State legal and executive-branch speakers presented the opposite reading. Tom Jones, director of the civil division in the Attorney General’s Office, described the AG opinion the office provided to the board and summarized its conclusion: “If the contract expires, it no longer exists. Somebody’s not being removed. Nobody’s being terminated. Nobody’s being fired. The contract just ran out.” He said the statutes governing hearings (La. R.S. 15:170) apply when a contract is terminated before its term for cause, not when a one-year fiscal contract simply is not renewed.
Christopher Walters, deputy executive counsel to the governor, urged the board to consult the record of Senate Bill 8 and Act 22, saying the committee discussions and bill author statements made clear the legislature intended to protect existing contracts for the 2024–25 fiscal year and to vest the state public defender with authority to contract for district defenders going forward. Walters said, “I was there and I was a part of the passage of Senate Bill 8,” and he read portions of the House committee record describing a voluntary one‑year renewal option that applied for the 2024–25 year.
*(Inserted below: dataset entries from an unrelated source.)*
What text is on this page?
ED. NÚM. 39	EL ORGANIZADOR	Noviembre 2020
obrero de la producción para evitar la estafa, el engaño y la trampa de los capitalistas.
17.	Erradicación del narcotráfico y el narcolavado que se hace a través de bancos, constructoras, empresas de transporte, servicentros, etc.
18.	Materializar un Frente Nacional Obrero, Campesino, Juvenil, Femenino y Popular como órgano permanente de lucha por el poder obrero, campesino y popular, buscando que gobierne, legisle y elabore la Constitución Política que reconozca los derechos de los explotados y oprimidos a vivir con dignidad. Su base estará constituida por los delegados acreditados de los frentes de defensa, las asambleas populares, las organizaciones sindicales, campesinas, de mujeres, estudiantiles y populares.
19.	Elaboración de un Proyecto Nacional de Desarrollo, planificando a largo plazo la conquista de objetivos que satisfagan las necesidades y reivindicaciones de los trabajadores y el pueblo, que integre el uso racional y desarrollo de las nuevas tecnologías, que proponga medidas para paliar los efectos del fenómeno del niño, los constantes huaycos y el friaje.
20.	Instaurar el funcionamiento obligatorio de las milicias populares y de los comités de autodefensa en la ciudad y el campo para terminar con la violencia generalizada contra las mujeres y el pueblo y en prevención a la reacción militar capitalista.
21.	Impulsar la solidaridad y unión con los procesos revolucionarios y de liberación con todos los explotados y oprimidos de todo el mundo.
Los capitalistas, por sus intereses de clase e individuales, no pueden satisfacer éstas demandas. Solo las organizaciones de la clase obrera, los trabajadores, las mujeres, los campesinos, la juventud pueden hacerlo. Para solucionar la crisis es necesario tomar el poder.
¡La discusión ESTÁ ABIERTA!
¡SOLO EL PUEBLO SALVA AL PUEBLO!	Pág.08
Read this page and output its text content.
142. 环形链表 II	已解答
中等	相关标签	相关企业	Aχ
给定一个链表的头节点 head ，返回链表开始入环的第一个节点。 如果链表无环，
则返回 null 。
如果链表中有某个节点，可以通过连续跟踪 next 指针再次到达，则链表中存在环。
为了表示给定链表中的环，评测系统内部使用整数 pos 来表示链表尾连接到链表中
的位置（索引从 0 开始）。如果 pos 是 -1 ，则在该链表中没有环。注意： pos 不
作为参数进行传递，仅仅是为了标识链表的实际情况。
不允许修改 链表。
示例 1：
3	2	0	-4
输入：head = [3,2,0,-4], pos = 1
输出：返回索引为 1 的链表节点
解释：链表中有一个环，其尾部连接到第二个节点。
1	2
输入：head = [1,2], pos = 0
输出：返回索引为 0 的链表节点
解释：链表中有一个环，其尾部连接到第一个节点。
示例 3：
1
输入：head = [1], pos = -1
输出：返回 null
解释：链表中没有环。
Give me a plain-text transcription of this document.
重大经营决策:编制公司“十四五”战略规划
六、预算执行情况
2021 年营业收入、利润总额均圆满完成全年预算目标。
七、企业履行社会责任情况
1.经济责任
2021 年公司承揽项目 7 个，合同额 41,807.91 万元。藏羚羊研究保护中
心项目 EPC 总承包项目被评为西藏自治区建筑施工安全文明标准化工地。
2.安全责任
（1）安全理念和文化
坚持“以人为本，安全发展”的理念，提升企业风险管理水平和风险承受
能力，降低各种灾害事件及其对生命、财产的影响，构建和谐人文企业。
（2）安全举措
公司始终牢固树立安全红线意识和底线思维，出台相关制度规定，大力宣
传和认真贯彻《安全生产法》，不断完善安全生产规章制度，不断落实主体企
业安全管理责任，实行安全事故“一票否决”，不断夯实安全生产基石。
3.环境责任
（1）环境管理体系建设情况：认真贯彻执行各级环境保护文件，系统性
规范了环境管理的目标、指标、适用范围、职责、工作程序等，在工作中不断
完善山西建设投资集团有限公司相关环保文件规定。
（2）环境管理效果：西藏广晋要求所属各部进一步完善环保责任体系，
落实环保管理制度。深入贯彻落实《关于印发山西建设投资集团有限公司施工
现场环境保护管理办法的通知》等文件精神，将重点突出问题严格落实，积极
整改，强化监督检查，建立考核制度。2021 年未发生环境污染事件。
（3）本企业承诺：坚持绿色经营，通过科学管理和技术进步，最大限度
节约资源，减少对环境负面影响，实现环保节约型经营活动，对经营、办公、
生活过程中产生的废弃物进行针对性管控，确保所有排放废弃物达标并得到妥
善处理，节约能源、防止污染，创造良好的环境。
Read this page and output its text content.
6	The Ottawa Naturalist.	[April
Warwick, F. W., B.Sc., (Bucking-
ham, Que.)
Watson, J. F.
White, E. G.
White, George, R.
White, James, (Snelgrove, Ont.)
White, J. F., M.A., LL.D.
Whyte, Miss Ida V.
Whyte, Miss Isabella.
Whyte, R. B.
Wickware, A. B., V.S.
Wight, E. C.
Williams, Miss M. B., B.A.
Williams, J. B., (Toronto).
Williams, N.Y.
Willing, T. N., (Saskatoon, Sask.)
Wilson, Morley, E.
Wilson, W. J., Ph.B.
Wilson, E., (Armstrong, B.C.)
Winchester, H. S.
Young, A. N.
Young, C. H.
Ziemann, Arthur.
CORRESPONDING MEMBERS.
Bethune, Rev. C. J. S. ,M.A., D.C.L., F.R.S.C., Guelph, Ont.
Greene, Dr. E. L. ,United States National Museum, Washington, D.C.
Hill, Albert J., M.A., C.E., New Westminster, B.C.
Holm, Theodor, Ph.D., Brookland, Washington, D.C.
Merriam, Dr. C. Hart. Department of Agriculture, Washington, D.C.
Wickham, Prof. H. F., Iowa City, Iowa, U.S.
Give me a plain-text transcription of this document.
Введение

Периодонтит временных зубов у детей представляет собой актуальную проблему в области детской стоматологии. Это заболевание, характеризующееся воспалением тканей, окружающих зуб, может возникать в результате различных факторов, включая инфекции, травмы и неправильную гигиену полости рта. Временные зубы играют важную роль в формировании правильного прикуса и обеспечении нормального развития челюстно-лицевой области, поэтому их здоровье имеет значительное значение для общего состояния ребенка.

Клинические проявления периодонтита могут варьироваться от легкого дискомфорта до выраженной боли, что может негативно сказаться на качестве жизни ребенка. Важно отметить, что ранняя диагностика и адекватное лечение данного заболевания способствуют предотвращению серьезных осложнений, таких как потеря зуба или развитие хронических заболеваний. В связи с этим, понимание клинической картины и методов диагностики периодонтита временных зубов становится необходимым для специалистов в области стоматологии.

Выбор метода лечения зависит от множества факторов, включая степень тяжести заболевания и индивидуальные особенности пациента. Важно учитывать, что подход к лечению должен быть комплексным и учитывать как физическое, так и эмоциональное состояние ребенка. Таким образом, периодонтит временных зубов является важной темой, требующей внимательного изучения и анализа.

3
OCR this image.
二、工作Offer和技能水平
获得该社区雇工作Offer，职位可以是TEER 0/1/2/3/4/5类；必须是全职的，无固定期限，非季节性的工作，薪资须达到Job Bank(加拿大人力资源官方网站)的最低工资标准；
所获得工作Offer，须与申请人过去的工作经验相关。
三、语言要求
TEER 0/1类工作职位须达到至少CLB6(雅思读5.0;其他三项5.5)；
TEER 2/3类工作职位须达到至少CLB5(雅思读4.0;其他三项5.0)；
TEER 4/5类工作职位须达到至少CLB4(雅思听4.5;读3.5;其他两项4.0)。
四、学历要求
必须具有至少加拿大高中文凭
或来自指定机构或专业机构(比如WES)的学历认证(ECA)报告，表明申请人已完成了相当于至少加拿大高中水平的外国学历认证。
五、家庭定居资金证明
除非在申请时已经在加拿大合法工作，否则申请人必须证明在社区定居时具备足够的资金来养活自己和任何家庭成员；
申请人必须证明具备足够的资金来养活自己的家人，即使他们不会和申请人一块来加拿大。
After public comment, board member Medlock Harbison moved that the board adopt the April 7 hearing committee report and reject the committee’s later June 18 recommendation. Judge Mary Devereaux seconded the motion. Board members debated procedure and whether the committee’s supplemental recommendation (June 18) or the original report (April 7) should be the operative recommendation for a final board vote; the board took a substitute motion to affirm the June 18 recommendation and that substitute motion failed. The board then voted on the original motion and adopted the April 7 committee report, maintaining the state public defender’s determination that he has no obligation under the statutes to enter into new annual contracts with the five district defenders under review.
The meeting record shows lengthy public testimony and legal argument on both statutory interpretation and legislative intent; board members repeatedly questioned procedural posture and whether additional investigation was required before taking a final vote. The board chair said the vote adopted the April 7 findings as the board’s action and the meeting adjourned after the vote.
The decision leaves in place the state public defender’s actions as described in the hearing records. Board members and public speakers repeatedly said further litigation or appeals are possible; the board did not issue reinstatements or retroactive awards at the meeting.
The board scheduled no final reinstatement or remedial action at the meeting; members indicated they would post the next meeting date and follow routine public-notice requirements.